La compañía mantiene, además, el cifrado de extremo a extremo también para los detalles de los eventos y sus recordatorios, de modo que la información sobre quedadas, enlaces de reuniones o direcciones compartidas en los grupos no se comparte fuera del propio servicio.
Un refuerzo para los grupos: contexto, orden y más expresión
Las tres novedades —etiquetas de miembro, stickers de texto y recordatorios de eventos— se suman a una serie de cambios que WhatsApp lleva tiempo incorporando para hacer menos caótica la experiencia en los grupos, especialmente en aquellos con decenas o cientos de participantes.
En los últimos tiempos, la aplicación ha ido desplegando funciones como mencionar a todos los integrantes del grupo con una sola etiqueta, mejoras en los hilos de conversación y opciones adicionales para personalizar comunidades y chats colectivos, algo que se nota en grupos muy activos.
También se han consolidado prestaciones pensadas para facilitar el intercambio de contenido: la posibilidad de enviar archivos de hasta 2 GB, compartir fotos y vídeos en alta definición, usar pantallas compartidas durante llamadas o activar chats de audio grupales para conversaciones más fluidas sin necesidad de iniciar una videollamada formal.
Estas herramientas encajan con un uso cada vez más variado de los grupos, tanto en España como en el resto de Europa: no solo se emplean para hablar con amigos o familia, sino que también se han convertido en espacios de coordinación vecinal, asociaciones, peñas, clubes deportivos, proyectos colaborativos y hasta pequeñas comunidades profesionales.
La introducción de etiquetas de rol y eventos con recordatorios acerca aún más WhatsApp a soluciones que tradicionalmente se asociaban a herramientas como Slack, Discord o Microsoft Teams, pero manteniendo la sencillez de una app que millones de usuarios ya usan a diario en su móvil.
Disponibilidad y despliegue en móviles
Las nuevas funciones de etiquetas de miembro, stickers de texto y recordatorios de eventos ya están llegando a la versión estable de WhatsApp tanto en dispositivos Android como en iPhone. El despliegue es gradual, por lo que puede que algunos usuarios tarden unos días en verlas activas en todos sus grupos.
En caso de no encontrar todavía estas opciones, lo recomendable es comprobar si hay alguna actualización pendiente en Google Play Store o en la App Store y, una vez instalada la última versión, revisar de nuevo los ajustes del grupo y la sección de stickers.
WhatsApp suele extender este tipo de cambios de forma escalonada, de modo que no todos los usuarios los reciben al mismo tiempo. También es posible que alguna de las funciones llegue antes que las demás según el sistema operativo o la región.
En cualquier caso, la compañía enmarca estas incorporaciones dentro de una estrategia más amplia para reforzar la privacidad, mejorar el diseño de los chats y dar más control sobre las notificaciones, incluida la posibilidad de limitar invitaciones a grupos o silenciar llamadas de números que no estén guardados.

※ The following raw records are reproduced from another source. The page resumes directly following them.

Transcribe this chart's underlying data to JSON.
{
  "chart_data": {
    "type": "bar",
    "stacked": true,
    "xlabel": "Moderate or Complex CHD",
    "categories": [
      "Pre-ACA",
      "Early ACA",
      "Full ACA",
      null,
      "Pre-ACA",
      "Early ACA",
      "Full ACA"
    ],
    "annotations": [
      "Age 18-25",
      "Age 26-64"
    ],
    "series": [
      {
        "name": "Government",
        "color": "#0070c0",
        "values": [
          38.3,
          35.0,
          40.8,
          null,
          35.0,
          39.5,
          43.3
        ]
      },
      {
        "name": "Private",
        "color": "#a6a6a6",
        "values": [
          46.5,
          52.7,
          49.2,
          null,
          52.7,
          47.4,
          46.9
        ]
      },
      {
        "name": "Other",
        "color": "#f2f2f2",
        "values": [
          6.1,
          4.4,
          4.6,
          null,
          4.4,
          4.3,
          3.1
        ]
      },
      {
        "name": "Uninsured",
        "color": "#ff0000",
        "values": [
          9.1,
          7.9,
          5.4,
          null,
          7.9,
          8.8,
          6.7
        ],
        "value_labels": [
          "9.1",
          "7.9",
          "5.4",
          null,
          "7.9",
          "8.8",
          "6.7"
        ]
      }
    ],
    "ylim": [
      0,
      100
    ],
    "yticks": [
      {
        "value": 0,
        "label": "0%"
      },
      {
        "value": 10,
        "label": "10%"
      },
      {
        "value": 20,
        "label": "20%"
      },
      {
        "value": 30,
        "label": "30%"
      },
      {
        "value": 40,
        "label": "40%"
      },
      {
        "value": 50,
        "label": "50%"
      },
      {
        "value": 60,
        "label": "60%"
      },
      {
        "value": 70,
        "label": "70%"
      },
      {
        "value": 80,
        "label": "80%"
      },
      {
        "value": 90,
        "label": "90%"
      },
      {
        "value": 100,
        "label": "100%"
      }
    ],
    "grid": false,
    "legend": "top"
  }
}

Con esta tanda de novedades, los grupos de WhatsApp ganan en claridad, se vuelven más fáciles de seguir cuando hay muchas personas y permiten una forma de comunicarse algo más flexible y visual, apoyándose en etiquetas de miembro y stickers de texto creados al instante que ayudan a poner orden y a la vez dan más personalidad a cada conversación colectiva.